Fungiciden

Fandango®

Fungicide in de teelt van uien en granen.

Werkzame stoffen

100 g/l fluoxastrobine

100 g/l prothioconazool

Fandango is een fungicide op basis van de werkzame stoffen fluoxastrobine en prothioconazool. Fluoxastrobine behoort tot de groep van de strobilurinen, prothioconazool behoort tot de groep van de triazolen.
Fandango heeft in uien een hele goede werking tegen valse meeldauw en bestrijdt daarnaast ook bladvlekken, Stemphylium en papiervlekken.

UIEN
Fandango dient te worden toegepast in een preventief behandelingsschema. In verband met de kans op gewasreactie dient de eerste behandeling met Fandango plaats te vinden nadat bolvorming zichtbaar is geworden. Volgende behandelingen uitvoeren met een interval van 5-10 dagen. De lengte van het interval en de dosering zijn afhankelijk van ziektedruk en weersomstandigheden. Er mogen 2 behandelingen per seizoen worden uitgevoerd. Fandango-behandelingen afwisselen met een middel met een ander werkingsmechanisme. De adviesdosering is Fandango 1,25 l/ha.
Fandango heeft een sterk 'greening-effect'. Hierdoor blijven uien langer gezond. Dit komt de opbrengst ten goede en geeft een betere huidkwaliteit, terwijl het strijken van het loof en de afrijping van de ui niet worden vertraagd.

Hulpstoffen
Omdat Fandango een EC formulering is, is toevoeging van hulpstoffen vaak niet nodig. Bij scherp weer wordt toevoeging van hulpstoffen ontraden.

Mengingen
Fandango is mengbaar met pyrethoïden (bijvoorbeeld Decis) of bladmeststoffen (zoals Human 15 of TopTrace). Fandango niet mengen met twee of meer overige middelen (hulpstoffen, insecticiden, herbiciden, meststoffen, etc.).

WINTER- EN ZOMERGERST
Bij de aanwezigheid van symptomen een behandeling uit voeren vanaf tweede knoop voelbaar tot het in de aar komen (BBCH 32-55). Indien nodig de behandeling herhalen.
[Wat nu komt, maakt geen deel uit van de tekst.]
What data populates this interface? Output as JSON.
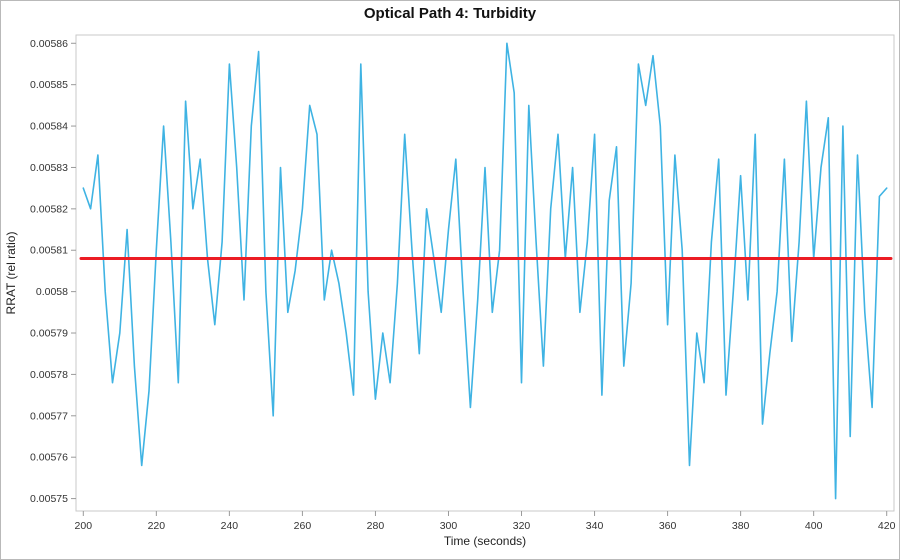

WINTER- EN ZOMERTARWE EN TRITICALE
• Voetziekte: bij de aanwezigheid van symptomen een behandeling uitvoeren vanaf begin strekking tot tweede knop voelbaar (BBCH 30-32).
• Bladziekten: bij de aanwezigheid van symptomen een behandeling uitvoeren vanaf tweede knop voelbaar tot het in de aarkomen (BBCH 32-55). Indien nodig de behandeling herhalen.
• Aarziekten: een behandeling uitvoeren vanaf het in de aar komen tot einde bloei (BBCH 55-69).

Veiligheidsaanbevelingen bij herbetreding
Na een gewasbehandeling uitsluitend herbetreden nadat de spuitvloeistof is opgedroogd. Werkzaamheden kunnen vervolgens worden uitgevoerd zonder gebruik van beschermende maatregelen.

ATTENTIE
Voorkom normoverschrijdingen van de actieve stof fluoxastrobin in het oppervlaktewater.

VOORKOMEN EMISSIE
Raadpleeg de “Toolbox Emissiebeperking” op www.toolboxwater.nl voor meer informatie over alle vormen van emissies naar
oppervlaktewater, zoals het voorkomen van afspoeling, het verwerken van restanten en de reiniging van machines.